Fund Options Under Max Life Forever Young Pension Plan

You can choose any one of the below-mentioned funds –

  1. Pension Maximiser Fund – If you choose Pension Maximiser, 100% of your premiums including top-up premiums, if any, shall be invested in equity to achieve capital appreciation.
  2. Pension Preserver Fund – If you choose Pension Preserver, 100% of your premiums including top-up premiums shall be invested in fixed income instruments and thus provides a higher quantum of guarantee.

Note: You can only choose the fund option at inception and no alteration is allowed during the policy term.

Rider Option Under Max Life Forever Young Pension Plan

Max Life Partner Care Rider is the only available rider under Max Life Forever Young Pension Plan. The rider provides an optional cover to the insured, so in the unfortunate event of death, your nominee receives extra financial support besides the above-mentioned death benefit. You can opt for this rider if your age is between 21 and 55 years. Max Life Partner Care Rider expires once the life insured attains the age of 60 years. This rider is available to you if you have the regular pay variant of the Max Life Forever Young Pension Plan.

The insurer will charge the following rate for this rider cover, check out the table below to know the same:

Age (In Years)Rider Rate (In INR)
301.17
351.39
402.05
453.11

Note – The above-mentioned rider rate is per thousand Sum at Risk. The Sum At Risk for the rider is the sum of the remaining premiums payable under the policy till the time the life insured turns 60 years.

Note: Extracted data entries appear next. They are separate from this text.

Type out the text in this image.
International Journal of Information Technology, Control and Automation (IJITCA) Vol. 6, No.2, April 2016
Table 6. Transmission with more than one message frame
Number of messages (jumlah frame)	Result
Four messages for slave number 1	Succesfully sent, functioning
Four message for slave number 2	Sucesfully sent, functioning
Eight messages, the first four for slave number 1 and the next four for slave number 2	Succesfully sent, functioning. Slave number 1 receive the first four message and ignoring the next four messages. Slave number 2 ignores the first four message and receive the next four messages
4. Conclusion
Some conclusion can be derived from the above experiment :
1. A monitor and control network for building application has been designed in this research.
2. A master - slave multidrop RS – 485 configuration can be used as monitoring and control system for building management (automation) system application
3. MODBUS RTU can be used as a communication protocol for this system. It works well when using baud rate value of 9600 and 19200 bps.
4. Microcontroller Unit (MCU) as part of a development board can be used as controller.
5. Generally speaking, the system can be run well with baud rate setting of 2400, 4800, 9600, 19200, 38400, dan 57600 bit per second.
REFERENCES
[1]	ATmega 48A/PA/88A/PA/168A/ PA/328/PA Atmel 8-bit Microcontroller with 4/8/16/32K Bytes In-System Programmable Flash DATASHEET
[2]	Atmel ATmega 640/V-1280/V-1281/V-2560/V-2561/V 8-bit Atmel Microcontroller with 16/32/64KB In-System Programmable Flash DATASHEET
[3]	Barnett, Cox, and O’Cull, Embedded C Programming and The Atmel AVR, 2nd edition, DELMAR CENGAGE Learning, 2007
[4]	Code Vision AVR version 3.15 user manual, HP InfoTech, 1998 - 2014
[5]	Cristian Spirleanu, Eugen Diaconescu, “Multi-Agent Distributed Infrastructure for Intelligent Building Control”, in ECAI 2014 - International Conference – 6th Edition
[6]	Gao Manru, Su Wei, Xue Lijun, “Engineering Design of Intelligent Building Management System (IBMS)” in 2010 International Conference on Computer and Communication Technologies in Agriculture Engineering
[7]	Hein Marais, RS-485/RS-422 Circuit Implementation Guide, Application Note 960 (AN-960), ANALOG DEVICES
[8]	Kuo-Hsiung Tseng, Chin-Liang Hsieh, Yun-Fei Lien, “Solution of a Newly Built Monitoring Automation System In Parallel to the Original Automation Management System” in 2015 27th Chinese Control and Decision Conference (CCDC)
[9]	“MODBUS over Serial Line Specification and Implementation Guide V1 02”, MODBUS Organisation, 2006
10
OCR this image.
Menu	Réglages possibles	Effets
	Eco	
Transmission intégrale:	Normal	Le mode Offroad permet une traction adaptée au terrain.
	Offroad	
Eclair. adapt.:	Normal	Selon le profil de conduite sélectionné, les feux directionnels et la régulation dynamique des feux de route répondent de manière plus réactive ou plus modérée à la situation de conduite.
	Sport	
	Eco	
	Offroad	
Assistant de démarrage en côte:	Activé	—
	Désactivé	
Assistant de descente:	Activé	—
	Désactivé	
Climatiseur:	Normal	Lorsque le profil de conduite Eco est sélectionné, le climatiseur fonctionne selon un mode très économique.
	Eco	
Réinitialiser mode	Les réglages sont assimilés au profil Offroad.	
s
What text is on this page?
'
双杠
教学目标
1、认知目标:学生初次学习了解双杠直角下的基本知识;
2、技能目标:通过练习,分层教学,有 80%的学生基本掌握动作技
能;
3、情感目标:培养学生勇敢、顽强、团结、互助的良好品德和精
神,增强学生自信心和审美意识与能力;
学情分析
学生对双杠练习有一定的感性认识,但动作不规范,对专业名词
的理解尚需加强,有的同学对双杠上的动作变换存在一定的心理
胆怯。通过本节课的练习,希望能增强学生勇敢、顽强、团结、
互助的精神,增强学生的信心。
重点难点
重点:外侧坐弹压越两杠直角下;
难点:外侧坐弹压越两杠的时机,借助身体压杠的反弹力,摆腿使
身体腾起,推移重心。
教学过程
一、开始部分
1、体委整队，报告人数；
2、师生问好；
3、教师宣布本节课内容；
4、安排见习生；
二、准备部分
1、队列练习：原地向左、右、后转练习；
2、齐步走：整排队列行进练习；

In case the premium is not paid by the expiry date of the grace period, the base cover and rider cover will stop and no further charges shall be levied by the company other than the Fund Management Charge, which is applicable on the Discontinuance Policy Fund.

Free Look Period

The insurer will inform you about the free look period via letter that you have a period of 15 days from the date of receipt of the policy document to review the terms and conditions of the policy. And if you disagree with any of the terms and conditions, you can return the policy to the insurer stating the reasons for your objection. When the insurer receives a cancellation request during the free look period, you shall be entitled to an amount equal to the non-allocated premium plus charges levied by cancellation of units plus fund value as on the date of cancellation. This refund shall be provided to you by the insurer after deductions of mortality and rider charges (including service tax) for the period on cover, medical examination expenses, if any, and stamp duty charges.

The free look period will be 30 days if the policy is purchased through a distance marketing channel. Distance Marketing includes solicitation and sale of insurance through the following –

  1. Voice mode – Telephone-calling
  2. Electronic mode – E-mail, Internet and Interactive Television (DTH)
  3. Physical mode – Direct postal mail, Newspaper and magazine inserts
  4. Solicitation – Policy purchase by other means of communication apart from the above, other than in person.

Note – If the Max Life Forever Young Pension Plan is purchased under  Qualifying Recognized Overseas Pension Scheme (QROPS), through the transfer of UK tax-relieved assets, the proceeds from cancellation during the free look period shall be transferred back to the fund house from where you can withdraw money. The insurer is entitled to repurchase the units at the price prevailing on the date of cancellation.